9 is a diagram showing an example of a partial modification of the alarm setting circuit shown in FIG. 1, and FIG. 9 is a diagram showing an example of the stored contents of the melody ROM when the alarm setting circuit is changed to the alarm setting circuit shown in FIG. 8. 14... Reference mechanism, 16... Alarm set switch, '50... Alarm setting circuit, 54... Melody ROM. 36... Address counter, 58... End note detection decoder, 40... Melody selection decoder, 42.
...Gate circuit, 44...Program frequency divider, 56...One-shot multivibrator, 54...
・Orgate, 58...Flippuff Yotsubu, 60...
・Delay circuit, 62...One-shot multivibrator, 68...
・Alarm sound selection switch.

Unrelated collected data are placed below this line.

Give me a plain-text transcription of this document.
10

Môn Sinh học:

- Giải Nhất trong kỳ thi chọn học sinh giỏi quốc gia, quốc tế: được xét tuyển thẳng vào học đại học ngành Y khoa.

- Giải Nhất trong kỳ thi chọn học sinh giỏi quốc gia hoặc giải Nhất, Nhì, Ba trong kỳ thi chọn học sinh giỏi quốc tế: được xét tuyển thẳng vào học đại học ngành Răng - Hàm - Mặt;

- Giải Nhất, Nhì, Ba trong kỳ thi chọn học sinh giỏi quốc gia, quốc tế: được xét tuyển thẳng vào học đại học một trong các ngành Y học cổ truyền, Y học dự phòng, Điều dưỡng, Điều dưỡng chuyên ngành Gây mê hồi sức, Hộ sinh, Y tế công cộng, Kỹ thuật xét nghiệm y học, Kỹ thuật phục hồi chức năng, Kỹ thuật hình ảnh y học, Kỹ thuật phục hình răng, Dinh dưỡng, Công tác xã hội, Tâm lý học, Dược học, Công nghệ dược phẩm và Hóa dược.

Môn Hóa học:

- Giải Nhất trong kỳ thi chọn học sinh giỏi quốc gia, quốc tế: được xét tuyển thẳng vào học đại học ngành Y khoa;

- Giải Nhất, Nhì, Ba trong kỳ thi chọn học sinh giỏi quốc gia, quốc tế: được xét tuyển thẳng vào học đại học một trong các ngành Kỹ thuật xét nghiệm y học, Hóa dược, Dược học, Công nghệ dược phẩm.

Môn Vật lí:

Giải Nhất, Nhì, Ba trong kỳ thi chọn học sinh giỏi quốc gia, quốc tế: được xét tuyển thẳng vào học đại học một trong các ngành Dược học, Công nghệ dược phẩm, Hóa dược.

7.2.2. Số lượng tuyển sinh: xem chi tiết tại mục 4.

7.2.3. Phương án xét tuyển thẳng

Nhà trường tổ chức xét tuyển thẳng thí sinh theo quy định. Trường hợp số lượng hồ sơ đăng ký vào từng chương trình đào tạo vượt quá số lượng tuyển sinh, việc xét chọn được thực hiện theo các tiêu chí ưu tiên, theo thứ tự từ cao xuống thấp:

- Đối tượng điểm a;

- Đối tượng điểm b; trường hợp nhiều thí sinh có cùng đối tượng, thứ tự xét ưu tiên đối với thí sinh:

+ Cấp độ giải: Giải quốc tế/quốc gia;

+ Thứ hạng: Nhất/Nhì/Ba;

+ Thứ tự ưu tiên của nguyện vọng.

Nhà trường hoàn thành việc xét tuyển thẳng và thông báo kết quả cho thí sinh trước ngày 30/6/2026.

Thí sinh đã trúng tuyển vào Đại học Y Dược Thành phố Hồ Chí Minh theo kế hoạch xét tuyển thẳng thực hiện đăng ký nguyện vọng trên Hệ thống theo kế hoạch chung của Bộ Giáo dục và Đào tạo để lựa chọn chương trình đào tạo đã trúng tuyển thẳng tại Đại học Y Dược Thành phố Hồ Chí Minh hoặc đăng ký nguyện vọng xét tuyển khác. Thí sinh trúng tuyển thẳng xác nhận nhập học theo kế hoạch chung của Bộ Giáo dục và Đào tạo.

JP-A-59-157589 (13)

Claims (1)

[Claims] (1) For watches with alarms in which multiple alarm sounds including melodies can be selected, the operation is started by the set operation signal of the alarm set switch, and the selected melody alarm sound is set in the melody note structure. An alarm setting confirmation mechanism is characterized in that monitor notification is made to start from a note in the middle and stop at a subsequent set note.